Chrupka do diety alpak została wprowadzona kilka lat temu. - Dzięki niej podniósł się status zdrowotny stada. Zwierzęta rzeczywiście mniej chorują. Są piękniejsze - wylicza nasza rozmówczyni. Wspomina przy tym o dość istotnej sprawie z tym związanej: - Zanim Chrupka pojawiła się na rynku, mieliśmy problem z paszami. Nasze zwierzęta żywiliśmy paszami dla krów, które niestety mają w sobie dużo surowego zboża, co alpakom szkodzi na szczęście, jak mówiłam wcześniej, pojawiła się Chrupka. Wierzbiccy swoim zwierzętom podają także produkt Omega Fiber, również z portfolio Liry. - Ma on w swoim składzie siemię lniane, które bardzo pozytywnie wpływa na runo alpacze - dzięki niemu staje się ono bardziej lśniące - zaznacza pani Weronika.
Rozmowa z Jakubem Szymańskim z firmy Lira o tym, jak żywić alpaki.
Jak zaczęła się pana współpraca z farmą rodziny Wierzbickich?
Wszystko zaczęło się jakieś 5-6 lat temu, kiedy dostawaliśmy sygnały ze strony hodowców, głównie od pana Mariusza Wierzbickiego, oraz ze strony lekarzy weterynarii, którzy opiekowali się stadem, o tym, że brakuje na rynku polskim profesjonalnej dedykowanej paszy dla alpak. Na podstawie ich sugestii, uwzględniając potrzeby żywieniowe alpak, opracowaliśmy Chrupkę. Zanim do tego przystąpiliśmy, dokonaliśmy oczywiście także researchu - sprawdziliśmy, czym te zwierzęta karmi się na świecie. Wszystko po to, by pasza miała optymalny skład.

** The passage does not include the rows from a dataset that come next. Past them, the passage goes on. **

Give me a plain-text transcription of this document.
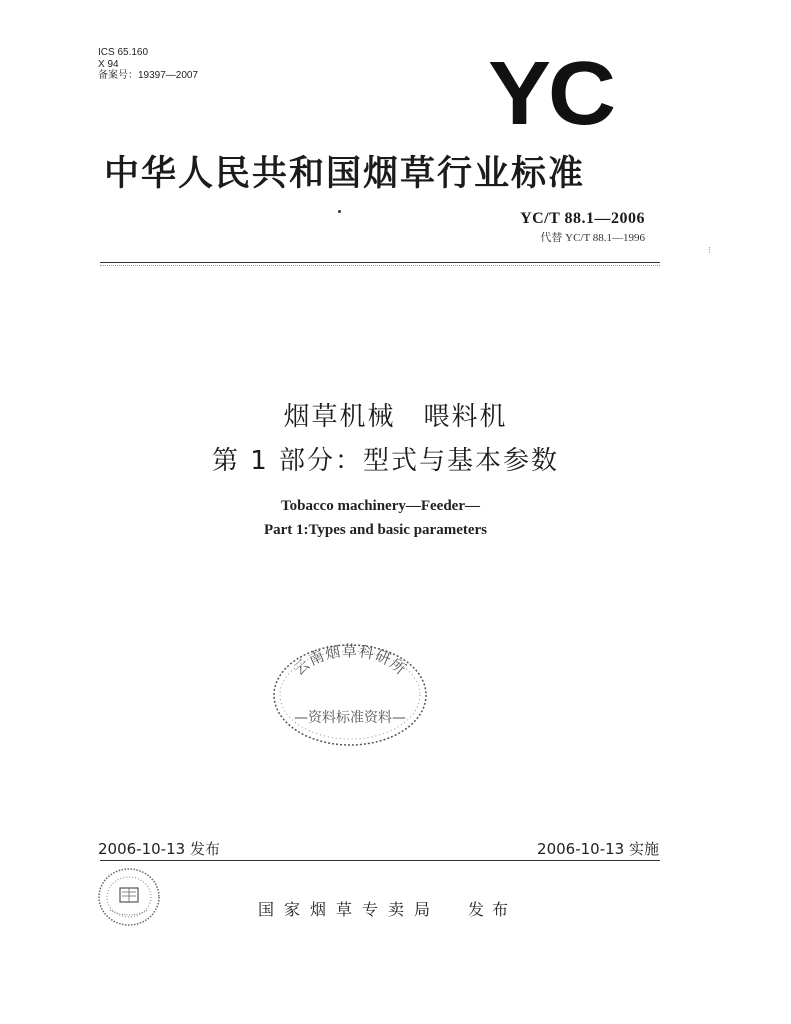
ICS 65.160
X 94
备案号：19397—2007	YC
中华人民共和国烟草行业标准
YC/T 88.1—2006
代替 YC/T 88.1—1996
⁝
烟草机械　喂料机
第 1 部分：型式与基本参数
Tobacco machinery—Feeder—
Part 1:Types and basic parameters
云南烟草科研所
—资料标准资料—
2006-10-13 发布	2006-10-13 实施
国家烟草专卖局 发布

Na czym polega współpraca Liry?
Jesteśmy tu regularnie, obserwujemy, jak zachowują się zwierzęta, jak pobierają paszę, badamy pasze objętościowe. Kiedy mamy przebadane siano oraz inne komponenty, dawk,i jakimi dysponuje hodowca, wiemy, ile mieszanki treściwej musimy wprowadzić do dawki pokarmowej. Na tym właśnie polega nasza współpraca z zagrodą, żeby określić, co gospodarz ma na swoim gospodarstwie oraz, co należy wprowadzić do żywienia, żeby alpaka była w świetnej kondycji.
Co zatem wprowadzić do jadłospisu alpak, żeby te zwierzęta rzeczywiście miały się dobrze?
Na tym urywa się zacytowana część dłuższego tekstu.